Now of course this is just a hypothesis, but I'm starting to consider evaluating other distros as well, just in case I'm missing something.
I'm a backend developer doing some system development as well.
My question: how would you go about evaluating alternative distros? Where would you look at first?
You said you wanted more up-to-date software. If you want to be on the bleeding edge, you might want to consider a rolling release distro, such as Arch or its derivatives. Arch is great if you want to hand-craft your installation starting from a bare-bones tty. If that's too much trouble, something like Manjaro or EndeavorOS will give you up-to-date packages but with an easier installer and more preinstalled packages.

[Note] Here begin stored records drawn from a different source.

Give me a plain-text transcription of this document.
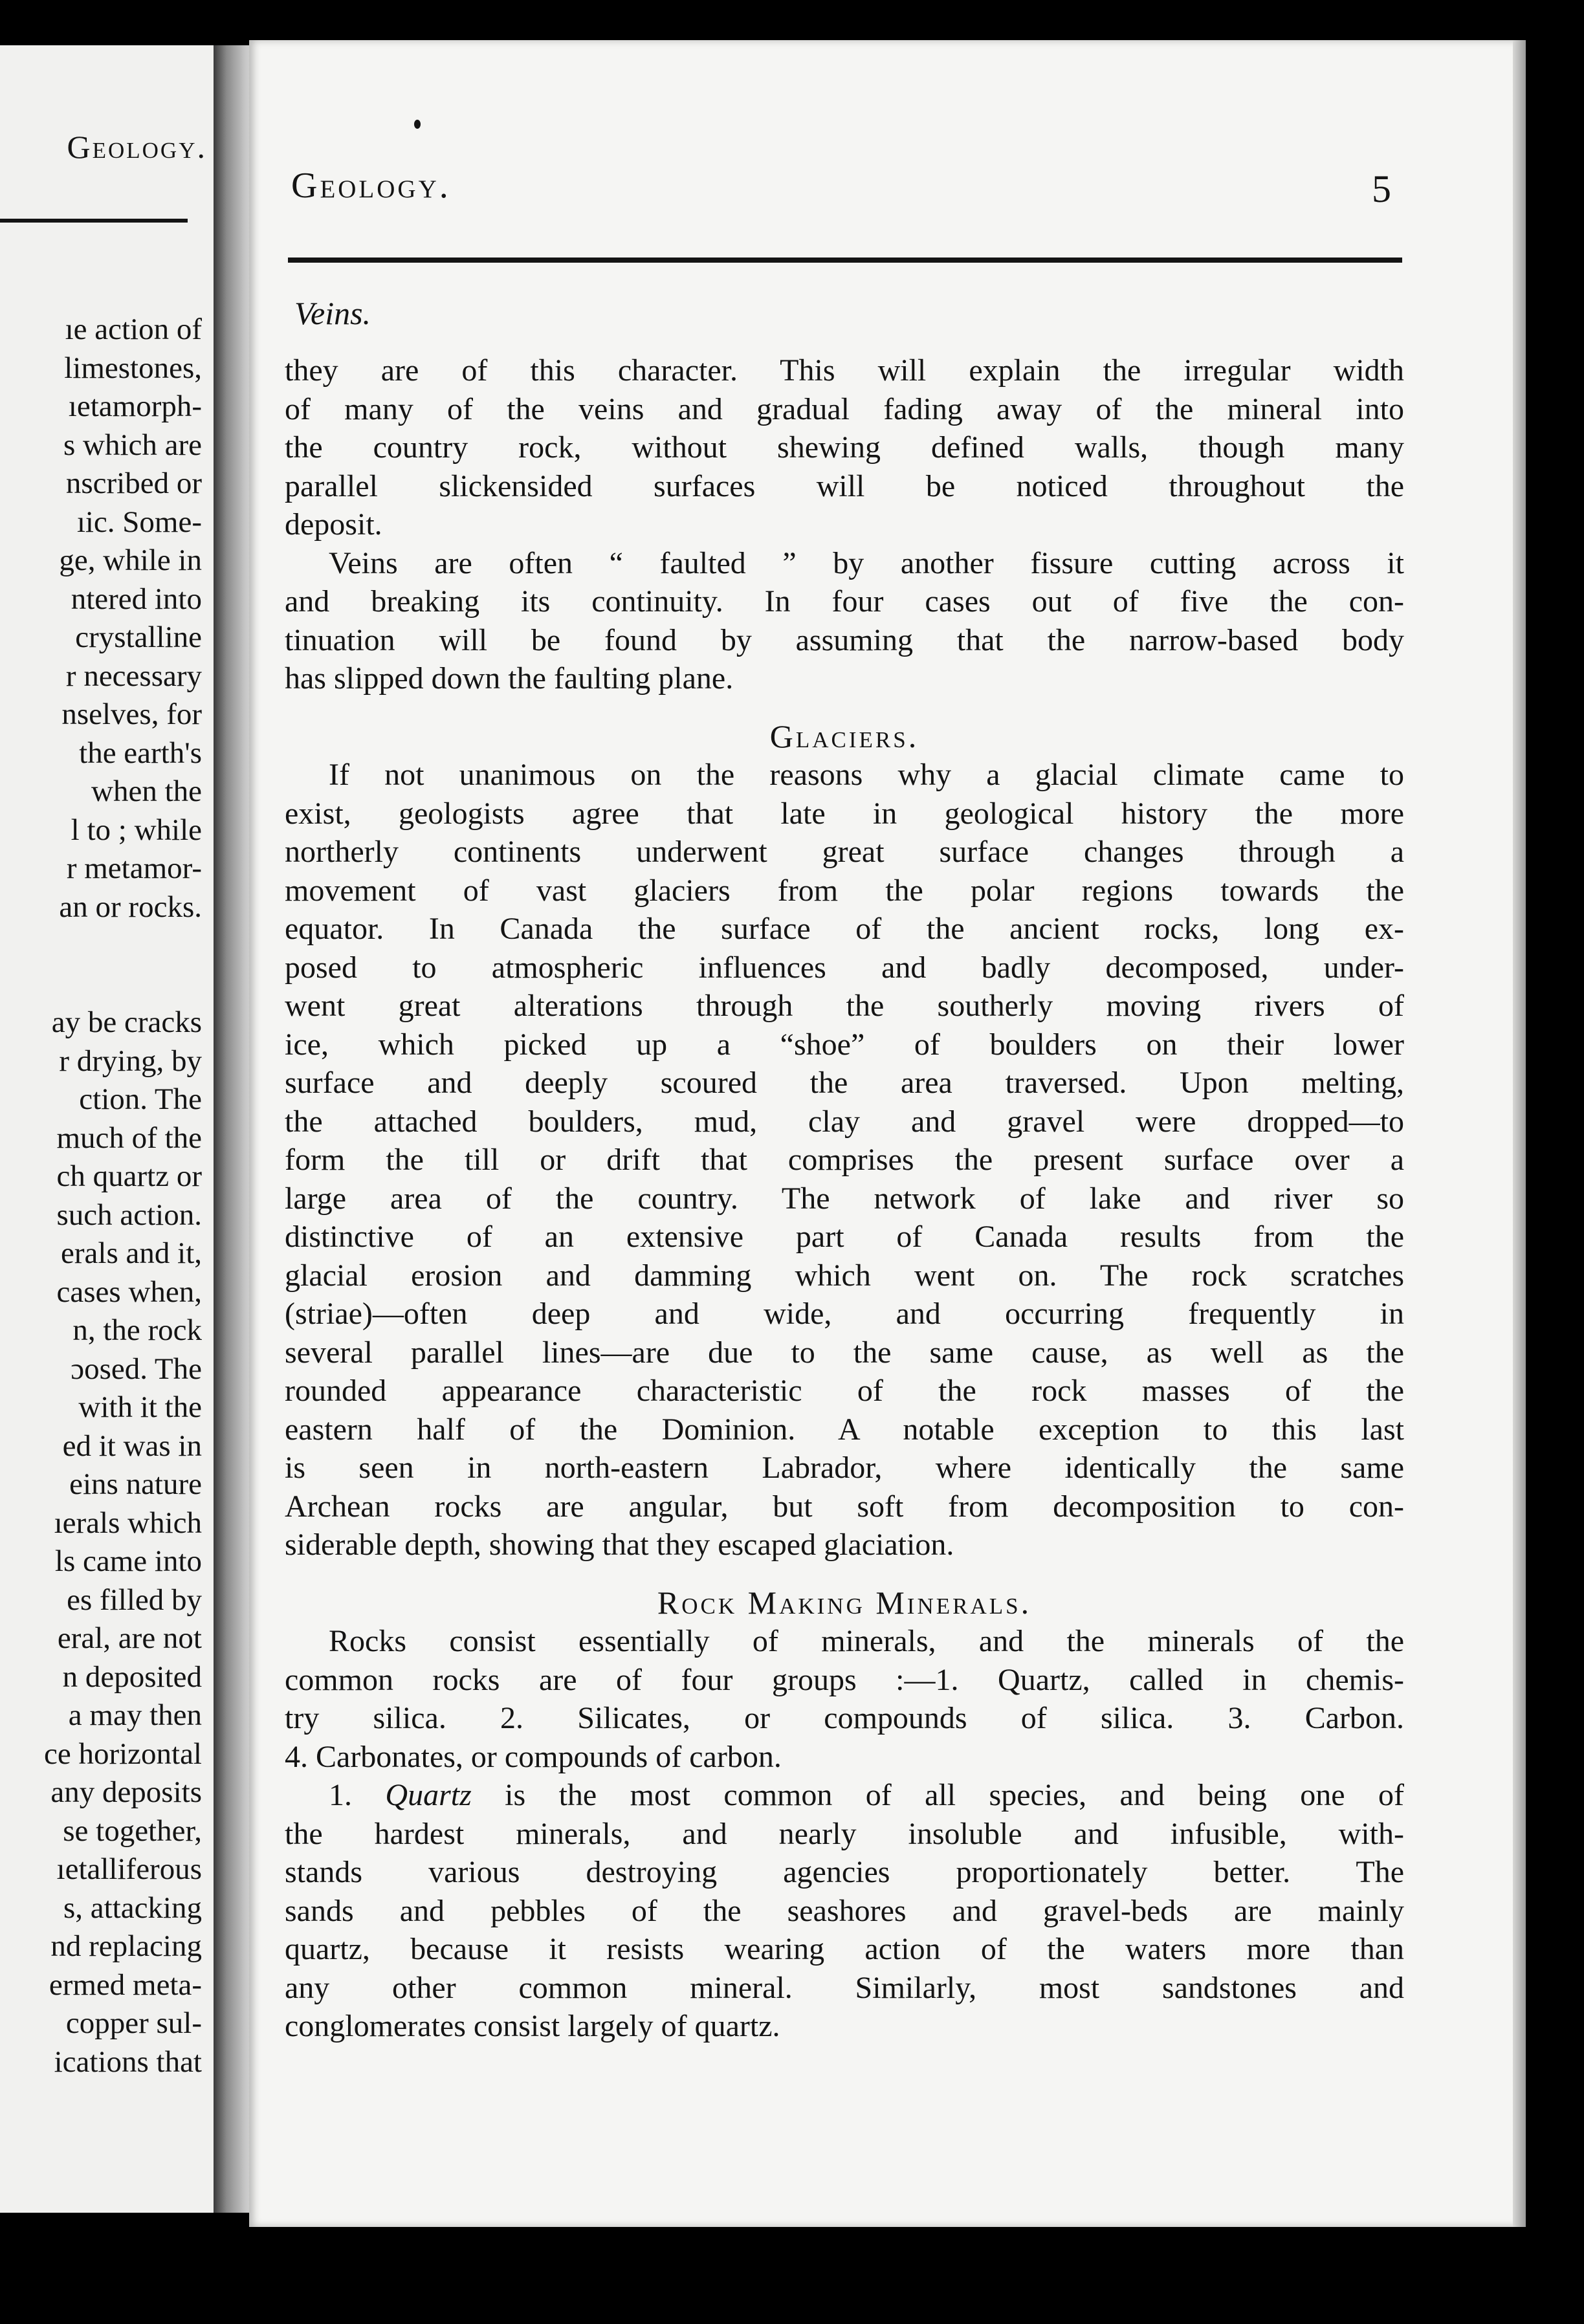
Geology.
ıe action of
limestones,
ıetamorph-
s which are
nscribed or
ıic. Some-
ge, while in
ntered into
crystalline
r necessary
nselves, for
the earth's
when the
l to ; while
r metamor-
an or rocks.
ay be cracks
r drying, by
ction. The
much of the
ch quartz or
such action.
erals and it,
cases when,
n, the rock
ɔosed. The
with it the
ed it was in
eins nature
ıerals which
ls came into
es filled by
eral, are not
n deposited
a may then
ce horizontal
any deposits
se together,
ıetalliferous
s, attacking
nd replacing
ermed meta-
copper sul-
ications that
Geology.	5
Veins.
they are of this character. This will explain the irregular width
of many of the veins and gradual fading away of the mineral into
the country rock, without shewing defined walls, though many
parallel slickensided surfaces will be noticed throughout the
deposit.
Veins are often “ faulted ” by another fissure cutting across it
and breaking its continuity. In four cases out of five the con-
tinuation will be found by assuming that the narrow-based body
has slipped down the faulting plane.
Glaciers.
If not unanimous on the reasons why a glacial climate came to
exist, geologists agree that late in geological history the more
northerly continents underwent great surface changes through a
movement of vast glaciers from the polar regions towards the
equator. In Canada the surface of the ancient rocks, long ex-
posed to atmospheric influences and badly decomposed, under-
went great alterations through the southerly moving rivers of
ice, which picked up a “shoe” of boulders on their lower
surface and deeply scoured the area traversed. Upon melting,
the attached boulders, mud, clay and gravel were dropped—to
form the till or drift that comprises the present surface over a
large area of the country. The network of lake and river so
distinctive of an extensive part of Canada results from the
glacial erosion and damming which went on. The rock scratches
(striae)—often deep and wide, and occurring frequently in
several parallel lines—are due to the same cause, as well as the
rounded appearance characteristic of the rock masses of the
eastern half of the Dominion. A notable exception to this last
is seen in north-eastern Labrador, where identically the same
Archean rocks are angular, but soft from decomposition to con-
siderable depth, showing that they escaped glaciation.
Rock Making Minerals.
Rocks consist essentially of minerals, and the minerals of the
common rocks are of four groups :—1. Quartz, called in chemis-
try silica. 2. Silicates, or compounds of silica. 3. Carbon.
4. Carbonates, or compounds of carbon.
1. Quartz is the most common of all species, and being one of
the hardest minerals, and nearly insoluble and infusible, with-
stands various destroying agencies proportionately better. The
sands and pebbles of the seashores and gravel-beds are mainly
quartz, because it resists wearing action of the waters more than
any other common mineral. Similarly, most sandstones and
conglomerates consist largely of quartz.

If you don't want a rolling release, there are other distros which release more frequently than Debian stable. Ubuntu releases every six months (although anecdotally most users seem to stick with the LTS releases). Fedora releases every six months or so. openSUSE Leap releases every twelve months or so.

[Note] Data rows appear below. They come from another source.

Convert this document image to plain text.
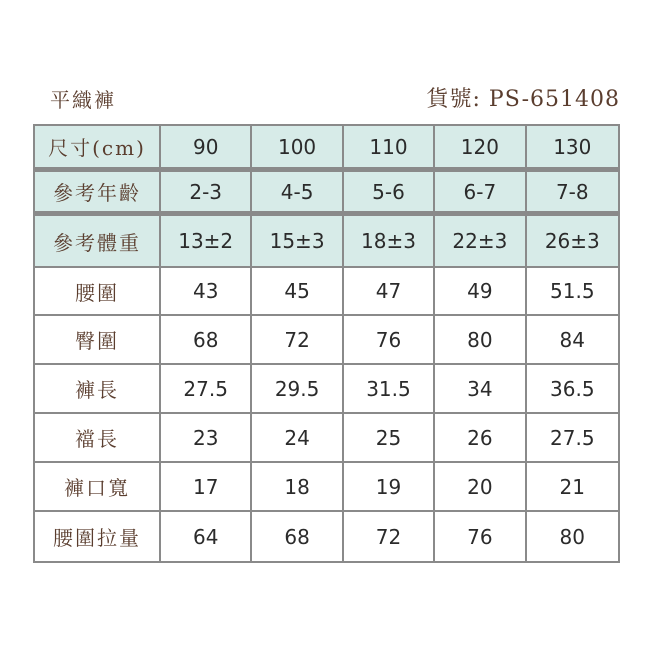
平織褲	貨號: PS-651408
尺寸(cm)	90	100	110	120	130
參考年齡	2-3	4-5	5-6	6-7	7-8
參考體重	13±2	15±3	18±3	22±3	26±3
腰圍	43	45	47	49	51.5
臀圍	68	72	76	80	84
褲長	27.5	29.5	31.5	34	36.5
襠長	23	24	25	26	27.5
褲口寬	17	18	19	20	21
腰圍拉量	64	68	72	76	80
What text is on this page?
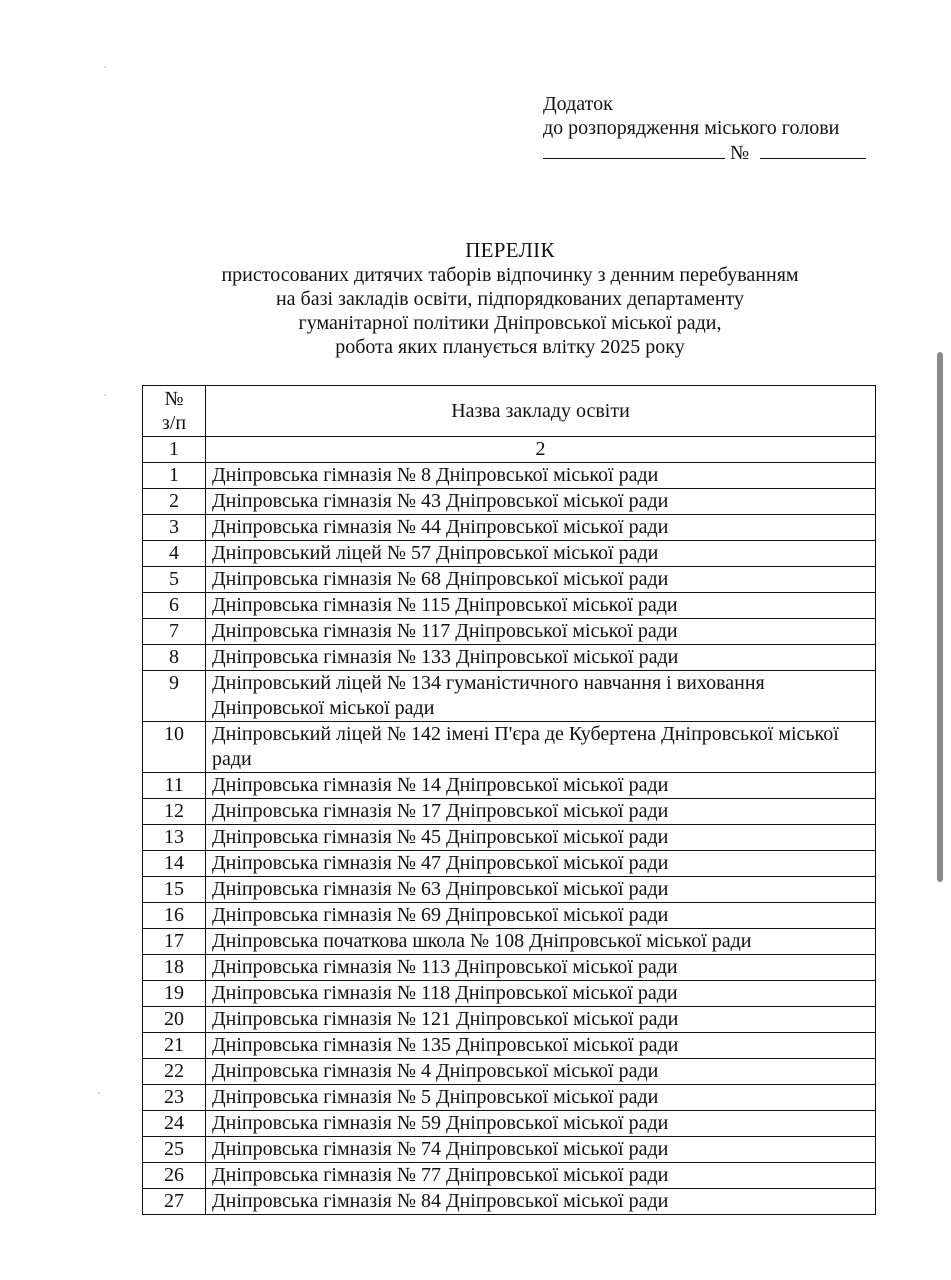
Додаток
до розпорядження міського голови
№
ПЕРЕЛІК
пристосованих дитячих таборів відпочинку з денним перебуванням
на базі закладів освіти, підпорядкованих департаменту
гуманітарної політики Дніпровської міської ради,
робота яких планується влітку 2025 року
№
з/п	Назва закладу освіти
1	2
1	Дніпровська гімназія № 8 Дніпровської міської ради
2	Дніпровська гімназія № 43 Дніпровської міської ради
3	Дніпровська гімназія № 44 Дніпровської міської ради
4	Дніпровський ліцей № 57 Дніпровської міської ради
5	Дніпровська гімназія № 68 Дніпровської міської ради
6	Дніпровська гімназія № 115 Дніпровської міської ради
7	Дніпровська гімназія № 117 Дніпровської міської ради
8	Дніпровська гімназія № 133 Дніпровської міської ради
9	Дніпровський ліцей № 134 гуманістичного навчання і виховання Дніпровської міської ради
10	Дніпровський ліцей № 142 імені П'єра де Кубертена Дніпровської міської ради
11	Дніпровська гімназія № 14 Дніпровської міської ради
12	Дніпровська гімназія № 17 Дніпровської міської ради
13	Дніпровська гімназія № 45 Дніпровської міської ради
14	Дніпровська гімназія № 47 Дніпровської міської ради
15	Дніпровська гімназія № 63 Дніпровської міської ради
16	Дніпровська гімназія № 69 Дніпровської міської ради
17	Дніпровська початкова школа № 108 Дніпровської міської ради
18	Дніпровська гімназія № 113 Дніпровської міської ради
19	Дніпровська гімназія № 118 Дніпровської міської ради
20	Дніпровська гімназія № 121 Дніпровської міської ради
21	Дніпровська гімназія № 135 Дніпровської міської ради
22	Дніпровська гімназія № 4 Дніпровської міської ради
23	Дніпровська гімназія № 5 Дніпровської міської ради
24	Дніпровська гімназія № 59 Дніпровської міської ради
25	Дніпровська гімназія № 74 Дніпровської міської ради
26	Дніпровська гімназія № 77 Дніпровської міської ради
27	Дніпровська гімназія № 84 Дніпровської міської ради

The main difference in the families is the package manager. So, long story short, pick a distro with a package manager you like (or want to try), and forget about most of the rest. The only other detail worth paying attention to is the type of release a distro follows (rolling or not), pick whatever release method suits you best.

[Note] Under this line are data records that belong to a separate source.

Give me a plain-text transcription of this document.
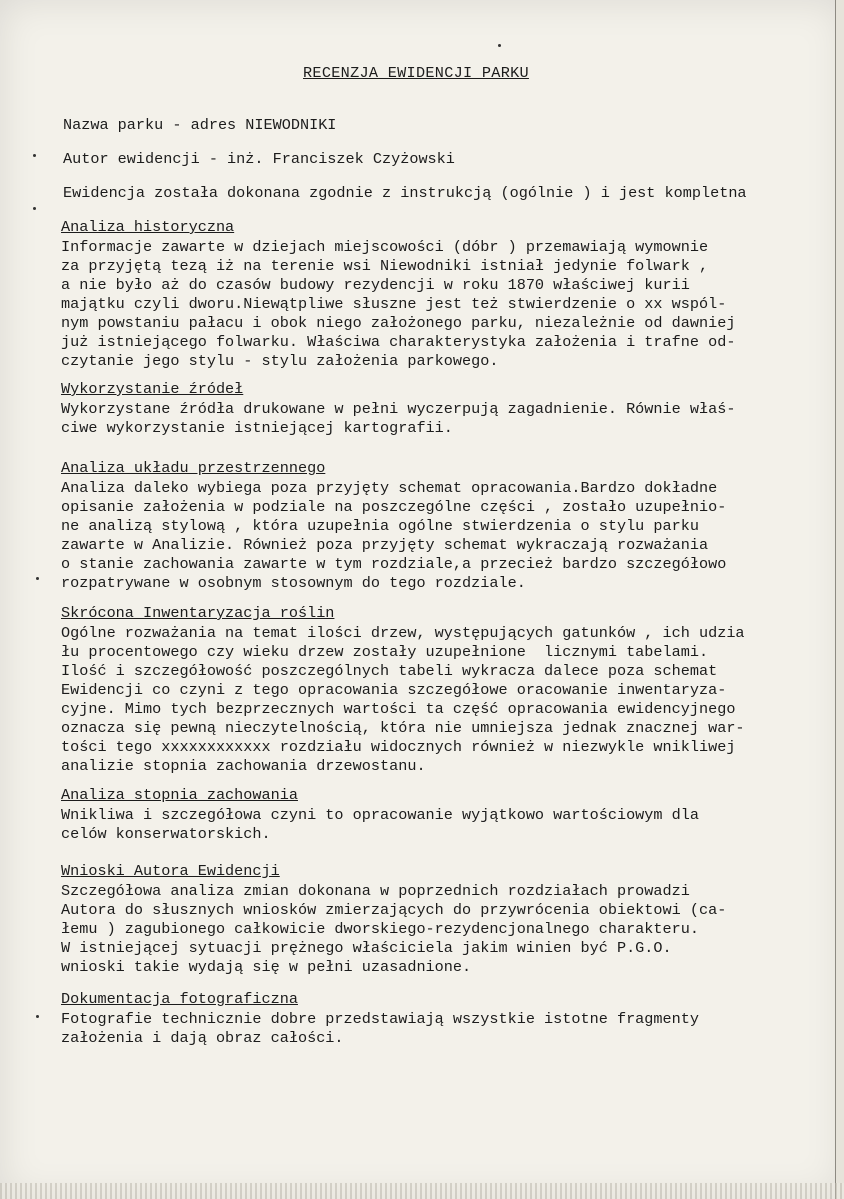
RECENZJA EWIDENCJI PARKU
Nazwa parku - adres NIEWODNIKI
Autor ewidencji - inż. Franciszek Czyżowski
Ewidencja została dokonana zgodnie z instrukcją (ogólnie ) i jest kompletna
Analiza historyczna
Informacje zawarte w dziejach miejscowości (dóbr ) przemawiają wymownie
za przyjętą tezą iż na terenie wsi Niewodniki istniał jedynie folwark ,
a nie było aż do czasów budowy rezydencji w roku 1870 właściwej kurii
majątku czyli dworu.Niewątpliwe słuszne jest też stwierdzenie o xx wspól-
nym powstaniu pałacu i obok niego założonego parku, niezależnie od dawniej
już istniejącego folwarku. Właściwa charakterystyka założenia i trafne od-
czytanie jego stylu - stylu założenia parkowego.
Wykorzystanie źródeł
Wykorzystane źródła drukowane w pełni wyczerpują zagadnienie. Równie właś-
ciwe wykorzystanie istniejącej kartografii.
Analiza układu przestrzennego
Analiza daleko wybiega poza przyjęty schemat opracowania.Bardzo dokładne
opisanie założenia w podziale na poszczególne części , zostało uzupełnio-
ne analizą stylową , która uzupełnia ogólne stwierdzenia o stylu parku
zawarte w Analizie. Również poza przyjęty schemat wykraczają rozważania
o stanie zachowania zawarte w tym rozdziale,a przecież bardzo szczegółowo
rozpatrywane w osobnym stosownym do tego rozdziale.
Skrócona Inwentaryzacja roślin
Ogólne rozważania na temat ilości drzew, występujących gatunków , ich udzia
łu procentowego czy wieku drzew zostały uzupełnione  licznymi tabelami.
Ilość i szczegółowość poszczególnych tabeli wykracza dalece poza schemat
Ewidencji co czyni z tego opracowania szczegółowe oracowanie inwentaryza-
cyjne. Mimo tych bezprzecznych wartości ta część opracowania ewidencyjnego
oznacza się pewną nieczytelnością, która nie umniejsza jednak znacznej war-
tości tego xxxxxxxxxxxx rozdziału widocznych również w niezwykle wnikliwej
analizie stopnia zachowania drzewostanu.
Analiza stopnia zachowania
Wnikliwa i szczegółowa czyni to opracowanie wyjątkowo wartościowym dla
celów konserwatorskich.
Wnioski Autora Ewidencji
Szczegółowa analiza zmian dokonana w poprzednich rozdziałach prowadzi
Autora do słusznych wniosków zmierzających do przywrócenia obiektowi (ca-
łemu ) zagubionego całkowicie dworskiego-rezydencjonalnego charakteru.
W istniejącej sytuacji prężnego właściciela jakim winien być P.G.O.
wnioski takie wydają się w pełni uzasadnione.
Dokumentacja fotograficzna
Fotografie technicznie dobre przedstawiają wszystkie istotne fragmenty
założenia i dają obraz całości.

For cutting edge development use a rolling distro with an LTS kernel.
Further there isn't that much difference between distro families, devil is in the details and most modern distros let you choose them, do you want Pulseaudio and/or ALSA, systemd or rc or other alternatives, and so on.
I personally use Manjaro on most of my computers and raw Arch on specialist ones (mainly because there is a lot of Arch related knowledge and info online).
In fact this is why I use Ubuntu through WSL2 on Windows rather than a bare metal Linux install, the Windows side makes sure all device drivers are functional with no effort, plus I can play games when I want to without Proton.